Natan ontmoet Marie, een leeftijdsgenoot en een mysterie op zich. Hij besluit haar te helpen, al is het nog maar de vraag of zij daarop zit te wachten.
“Marie blijft stilstaan voor de staldeur, die is laag en heeft geen klink maar een grendel die je uit een haak moet duwen. Ze legt een vinger op haar lippen. Natuurlijk is hij nieuwsgierig, maar er is een gevoel dat groter is dan dat: hij is uitverkoren. Ze wil iets belangrijks met hem delen, daar werkt ze al dagen naartoe. Ze heeft iemand gevonden met wie ze het kan delen, en dat is hij, Natan. Een ander, minder prettig gevoel verdringt die trots: ze heeft geen vriend nodig, maar een getuige. Een getuige speelt zelf geen rol en is inwisselbaar.”

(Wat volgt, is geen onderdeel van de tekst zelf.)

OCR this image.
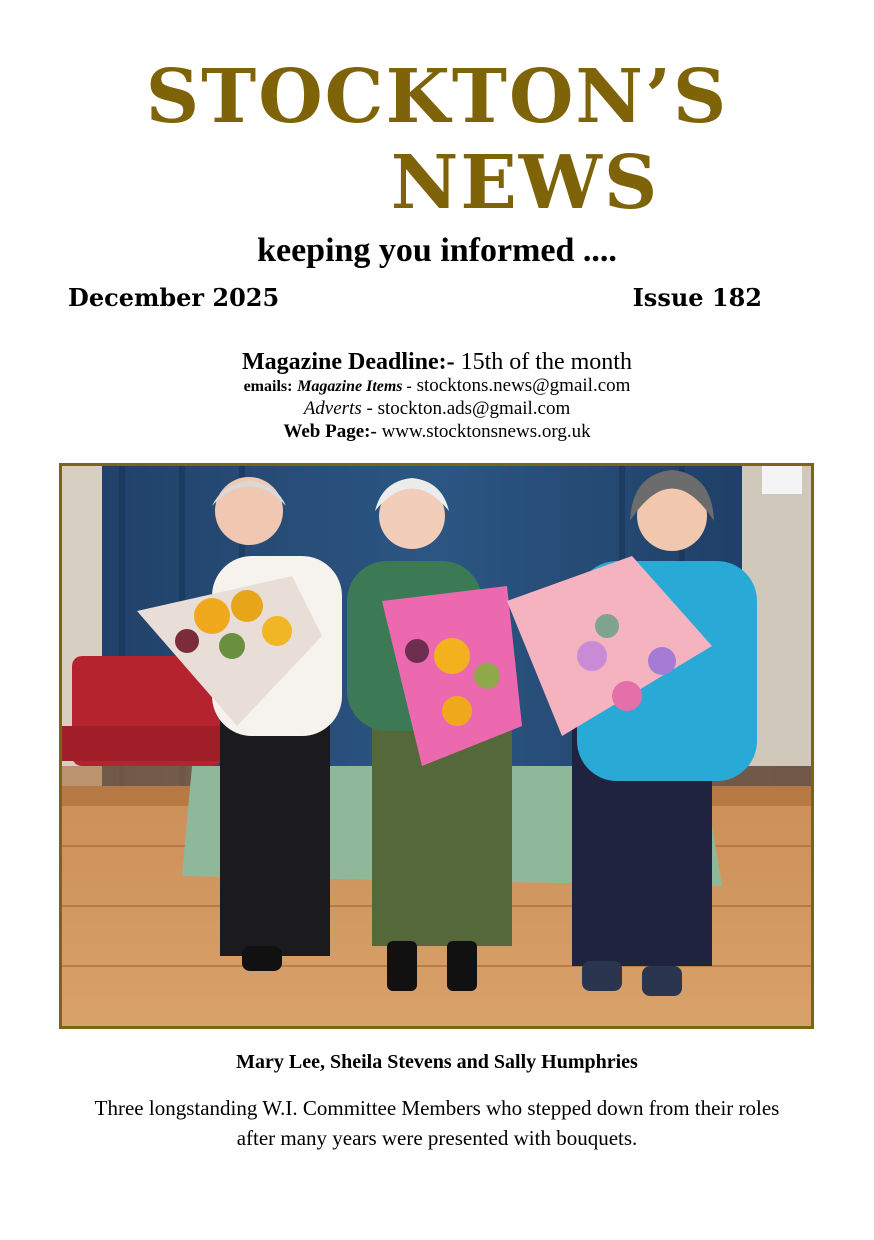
STOCKTON’S
NEWS
keeping you informed ....
December 2025	Issue 182
Magazine Deadline:- 15th of the month
emails: Magazine Items - stocktons.news@gmail.com
Adverts - stockton.ads@gmail.com
Web Page:- www.stocktonsnews.org.uk
Mary Lee, Sheila Stevens and Sally Humphries
Three longstanding W.I. Committee Members who stepped down from their roles after many years were presented with bouquets.
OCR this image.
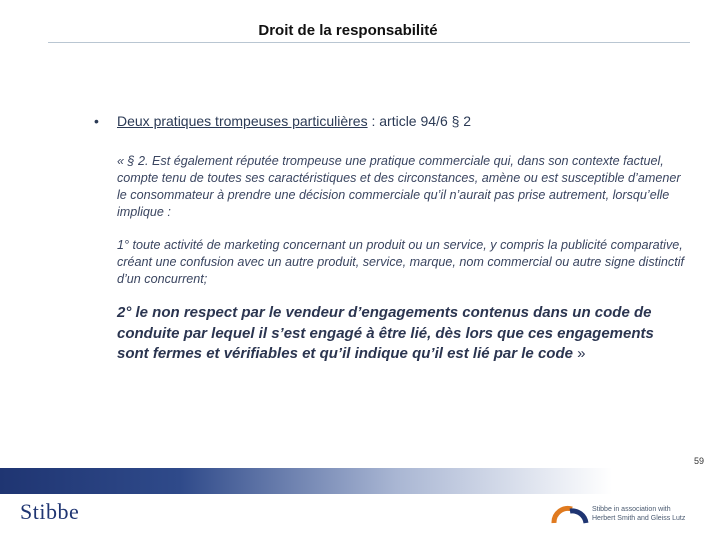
Droit de la responsabilité
• Deux pratiques trompeuses particulières : article 94/6 § 2
« § 2. Est également réputée trompeuse une pratique commerciale qui, dans son contexte factuel, compte tenu de toutes ses caractéristiques et des circonstances, amène ou est susceptible d’amener le consommateur à prendre une décision commerciale qu’il n’aurait pas prise autrement, lorsqu’elle implique :
1° toute activité de marketing concernant un produit ou un service, y compris la publicité comparative, créant une confusion avec un autre produit, service, marque, nom commercial ou autre signe distinctif d’un concurrent;
2° le non respect par le vendeur d’engagements contenus dans un code de conduite par lequel il s’est engagé à être lié, dès lors que ces engagements sont fermes et vérifiables et qu’il indique qu’il est lié par le code »
59
Stibbe	Stibbe in association with
Herbert Smith and Gleiss Lutz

En dan is er nog buurman Tom, door de dorpsbewoners ‘Jezus’ genoemd. Aalt, de overleden bewoner van de oude woonboot bij het wilgeneiland. En de andere bewoners van Oud Zweiland, stuk voor stuk stugge types, die voor nieuwkomers niet bepaald de rode loper uitrollen.
En voor Natans gezin al helemaal niet.
Wilgeneiland is een roman die ogenschijnlijk onschuldig begint, maar zich vervolgens ontpopt tot een papieren escape room. En ja, ik vraag me nog steeds af of het me is gelukt de oplossing van het raadsel te ontdekken.
“‘Jouw geheim,’ zegt hij dan. ‘Is dat wel een geheim? Iedereen weet dat toch wel?’
‘Vertel jij dan maar wanneer iets een geheim is.’ Ze neemt een slok van de gin, aan haar gezicht valt niets af te lezen. ‘Als niemand het weet? Of als iedereen het probeert te vergeten?’”
Benieuwd? Wilgeneiland is nu te koop in alle (online) boekhandels.
Flaptekst:
De dertienjarige Natan wil het mysterie ontrafelen rond de dood van een kluizenaar die op een woonboot in de Hollandse veenplassen woonde. De dorpsbewoners zitten daar helemaal niet op te wachten, Oud Zweiland houdt de gelederen gesloten en de torenklok wijst hardnekkig kwart voor vijf aan.
Wilgeneiland is een spannende whodunwhat, een roman over vier ontwortelde mensen die proberen grip te krijgen op zichzelf en de wereld.